Pensée  du Jour

26 février 2009

 

             Et non seulement il faut faire jeûner les sens du corps, mais aussi les puissances et passions de l'âme, oui même l'entendement, la mémoire et la volonté, d'autant que l'homme a péché par le corps et par l'esprit.

            Combien de péchés sont entrés en l'âme par :

- les yeux, que la Sainte Ecriture (I Joan., II, 16) marque pour la concupiscence de la vue ? C'est pourquoi il les faut faire jeûner, les portant bas et ne leur permettant pas de regarder des objets frivoles et illicites ;

- les oreilles, les privant d'entendre les discours vains qui ne servent qu'à remplir l'esprit d'images mondaines ;

- la langue, en ne disant point des paroles oiseuses et qui ressentent le monde ou les choses d'iceluy. On doit aussi retrancher les discours inutiles de l'entendement, ainsi que les vaines représentations de notre mémoire, les appétits et désirs superflus de notre volonté, en somme lui tenir la bride afin qu'elle n'aime ni ne tende qu'au souverain Bien ; et par ce moyen nous accompagnerons le jeûne extérieur de l'intérieur.

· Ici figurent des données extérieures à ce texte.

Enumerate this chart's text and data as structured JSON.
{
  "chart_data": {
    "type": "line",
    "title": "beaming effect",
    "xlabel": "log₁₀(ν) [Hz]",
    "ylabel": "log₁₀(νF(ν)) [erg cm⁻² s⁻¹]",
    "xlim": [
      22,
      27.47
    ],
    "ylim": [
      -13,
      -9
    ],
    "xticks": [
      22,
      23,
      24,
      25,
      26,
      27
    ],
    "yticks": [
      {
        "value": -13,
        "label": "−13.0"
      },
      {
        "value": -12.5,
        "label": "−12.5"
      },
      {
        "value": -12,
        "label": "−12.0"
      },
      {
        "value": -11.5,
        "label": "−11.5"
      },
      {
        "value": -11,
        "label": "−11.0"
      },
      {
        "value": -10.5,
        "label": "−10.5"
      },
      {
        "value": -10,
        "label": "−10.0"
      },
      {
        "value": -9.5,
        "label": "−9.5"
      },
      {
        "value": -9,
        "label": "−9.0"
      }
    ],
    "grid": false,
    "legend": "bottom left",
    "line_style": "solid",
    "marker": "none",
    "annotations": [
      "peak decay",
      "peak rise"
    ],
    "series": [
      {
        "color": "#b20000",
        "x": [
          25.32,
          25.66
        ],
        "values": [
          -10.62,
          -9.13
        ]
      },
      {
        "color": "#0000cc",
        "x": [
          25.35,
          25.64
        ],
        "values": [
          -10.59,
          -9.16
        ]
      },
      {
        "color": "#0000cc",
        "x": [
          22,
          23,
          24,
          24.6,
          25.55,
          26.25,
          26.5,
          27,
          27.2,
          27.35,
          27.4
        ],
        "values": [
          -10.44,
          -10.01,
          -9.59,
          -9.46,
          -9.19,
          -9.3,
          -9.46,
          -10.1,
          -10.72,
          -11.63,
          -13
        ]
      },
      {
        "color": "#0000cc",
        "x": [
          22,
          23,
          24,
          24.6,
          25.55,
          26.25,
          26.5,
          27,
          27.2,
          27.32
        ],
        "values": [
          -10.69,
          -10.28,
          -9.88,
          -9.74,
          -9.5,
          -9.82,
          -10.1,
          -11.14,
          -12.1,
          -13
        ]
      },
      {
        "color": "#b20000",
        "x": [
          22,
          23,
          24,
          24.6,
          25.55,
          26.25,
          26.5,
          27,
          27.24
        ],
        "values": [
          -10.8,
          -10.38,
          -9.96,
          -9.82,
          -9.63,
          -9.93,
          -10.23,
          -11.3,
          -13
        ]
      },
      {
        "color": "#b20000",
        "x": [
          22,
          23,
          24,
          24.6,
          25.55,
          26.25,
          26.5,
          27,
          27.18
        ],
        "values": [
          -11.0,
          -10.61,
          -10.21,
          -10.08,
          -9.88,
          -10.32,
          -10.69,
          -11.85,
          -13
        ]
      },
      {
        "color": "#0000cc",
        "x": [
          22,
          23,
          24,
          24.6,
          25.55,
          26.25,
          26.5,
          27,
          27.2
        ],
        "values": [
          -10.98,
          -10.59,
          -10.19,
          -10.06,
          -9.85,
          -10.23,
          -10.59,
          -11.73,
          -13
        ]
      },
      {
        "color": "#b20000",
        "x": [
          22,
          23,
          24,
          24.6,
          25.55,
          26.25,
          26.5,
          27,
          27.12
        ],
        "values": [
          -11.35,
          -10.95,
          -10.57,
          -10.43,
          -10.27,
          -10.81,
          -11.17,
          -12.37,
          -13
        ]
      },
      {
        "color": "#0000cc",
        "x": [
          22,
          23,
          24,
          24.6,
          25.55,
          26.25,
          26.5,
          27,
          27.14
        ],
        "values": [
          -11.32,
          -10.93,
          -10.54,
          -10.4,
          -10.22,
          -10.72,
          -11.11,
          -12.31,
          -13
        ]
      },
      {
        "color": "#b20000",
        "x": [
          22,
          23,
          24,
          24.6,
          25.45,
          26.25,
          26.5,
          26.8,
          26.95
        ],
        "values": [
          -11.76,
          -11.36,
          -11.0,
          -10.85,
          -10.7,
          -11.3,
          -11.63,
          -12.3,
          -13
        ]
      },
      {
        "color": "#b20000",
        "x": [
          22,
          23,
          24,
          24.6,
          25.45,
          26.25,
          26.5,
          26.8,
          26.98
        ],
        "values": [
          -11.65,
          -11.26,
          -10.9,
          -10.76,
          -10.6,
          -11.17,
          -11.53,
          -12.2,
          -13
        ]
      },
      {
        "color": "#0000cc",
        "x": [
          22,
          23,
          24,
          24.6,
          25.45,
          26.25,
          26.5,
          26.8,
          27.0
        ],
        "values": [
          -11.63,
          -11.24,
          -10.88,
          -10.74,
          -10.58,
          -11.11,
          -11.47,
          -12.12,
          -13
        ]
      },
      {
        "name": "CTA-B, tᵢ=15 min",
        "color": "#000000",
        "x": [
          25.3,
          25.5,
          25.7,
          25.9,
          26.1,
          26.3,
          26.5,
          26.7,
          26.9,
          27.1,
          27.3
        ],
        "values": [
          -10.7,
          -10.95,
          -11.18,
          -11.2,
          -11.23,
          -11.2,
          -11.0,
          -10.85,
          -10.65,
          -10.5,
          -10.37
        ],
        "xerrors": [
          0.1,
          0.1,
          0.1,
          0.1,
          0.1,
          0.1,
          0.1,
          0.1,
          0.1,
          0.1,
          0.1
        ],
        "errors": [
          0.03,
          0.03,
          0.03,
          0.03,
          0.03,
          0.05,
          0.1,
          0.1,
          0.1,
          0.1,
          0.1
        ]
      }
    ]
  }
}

C'est ce que nous veut signifier l'Eglise en ce saint temps de Carême, nous enseignant à faire jeûner nos yeux, nos oreilles et notre langue : pour cela elle quitte tous ses chants harmonieux afin de mortifier l'ouïe ; elle ne dit plus d'alléluia et se revêt toute de couleur sombre et obscure. Et en ce premier jour elle nous adresse ces paroles : « Souviens-toi, ô homme, que tu es cendres et que tu retourneras en cendre. » (Gen. III, 19) comme si elle nous voulait dire : O homme, quitte à cette heure toutes les joies et liesses, toutes les considérations joyeuses et plaisantes, et remplis ta mémoire de pensées amères, âpres et douloureuses, faisant par telles cogitations jeûner l'esprit avec le corps (Cf. tom.VIII huj.edit, pp.78-79).

Saint François de Sales,
Sermon pour le Mercredi des Cendres (9 février 1622).